Study Purpose and Intervention: Children involved with Child Protection Services (CPS) who have adverse early childhood experiences are at higher risk for poor regulation of behaviour, physiology, and affect.  Parents play a key role in helping their children adapt and develop regulatory capabilities. Many CPS-referred parents require assistance in learning supportive behaviours that promote a child’s ability to self-regulate. The Attachment and Biobehavioural Catch-up (ABC) intervention helps parents behave in nurturing, synchronous, and non-frightening ways. The authors of this study aimed to evaluate the effectiveness of the ABC intervention on the expression of negative affect in CPS-referred children.

Sample: Participants (parents and children) were referred by their caseworkers following CPS involvement due to allegations of maltreatment. Caseworkers referred 404 children to the study. The final sample enrolled in the intervention consisted of 117 children and 112 biological caregivers (5 parents had two children enrolled in the study). Inclusion criteria required children to have CPS involvement, to be under the age of two years at the time of referral, and to be living with their biological parents.

After consent was obtained for study participation, families were randomly assigned to the experimental intervention (ABC) group or to the control intervention group (Developmental Education for Families: DEF). Children were excluded prior to enrollment for reasons including difficulty contacting family for pre-intervention research visits, the child’s removal from parental care, and the family relocating out of area. Children in the experimental intervention and control intervention groups did not differ significantly with regard to age, gender, or minority status. Similarly, there were no significant differences in parent age, education or minority status.

Intervention: The parents in both groups participated in ten training sessions led by trained parent coaches. The sessions were based on structured manuals and were conducted in the families’ homes. Parents in the ABC intervention received frequent in the moment feedback to enhance the parent’s understanding, as well as video feedback. The DEF intervention sessions focused on enhancing motor, cognitive, and language skills.

Follow up and Measures: The study’s follow up schedule included a post-intervention home visit approximately one month after the intervention, as well as yearly post-intervention visits. A total of 183 children were retained for study follow-up. Of those children, the majority (117) participated in the outcome assessment of negative affect regulation. This assessment, called “Tool Task,” is a parent-child interaction procedure designed to assess children’s emotional expression during a challenging task. Videotapes of the children completing three Tool Task assessments were blindly coded using the Revised Manual for Scoring Mother Variables in the Tool-Use Task on scales of anger, anger toward parent, and global sadness/anger. Variables for analysis were created by transforming scale scores to z-scores. Coders established inter-rater reliability prior to coding and 21 percent of the videotapes were double coded to further assess reliability

Results: Analyses of variance on the negative affect composite variable showed that, when compared to the control intervention group, children in the ABC intervention group exhibited lower levels of negative affect expression on all three scales of anger, anger toward parent, and global sadness/anger.  These findings suggest that a brief, early intervention program could be effective for helping children develop the ability to regulate negative affect.

Methodological notes

This study is an important contribution to the child welfare literature because of the randomized design, high-risk community sample identified by the child welfare system, and the use of blind observational assessment.

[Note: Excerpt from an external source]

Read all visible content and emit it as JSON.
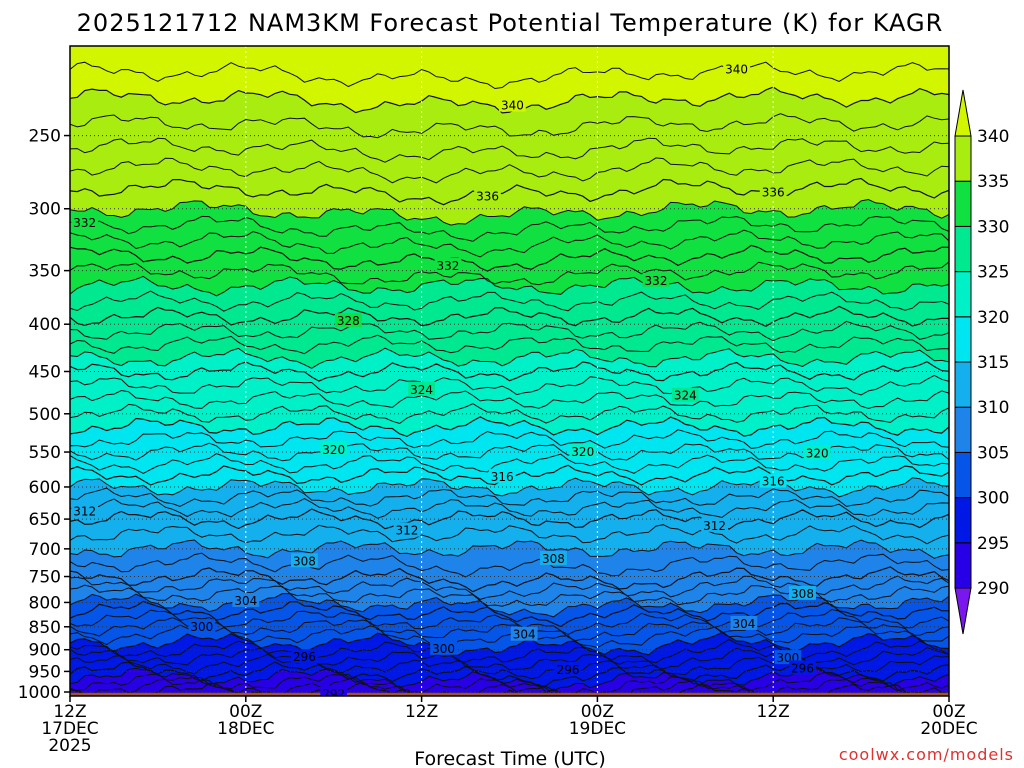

However, there are several limitations. The study authors do not specify whether workers referred all cases during a particular time period. The authors did not have access the CPS records, and were therefore unable to measure the reason for referral or the history of other risk factors. As the authors aimed to intervene with families regardless of substantiation status and did not administer a pre-test, they are unable to determine whether the differences in risk moderated the effectiveness of the intervention. Additionally, the study lacks validated clinical assessment tools. The DEF control intervention steps were not fully described, leaving the reader unsure of the intervention those families received. Finally, the authors failed to disclose that the developer of the ABC intervention model was one of the authors of this study.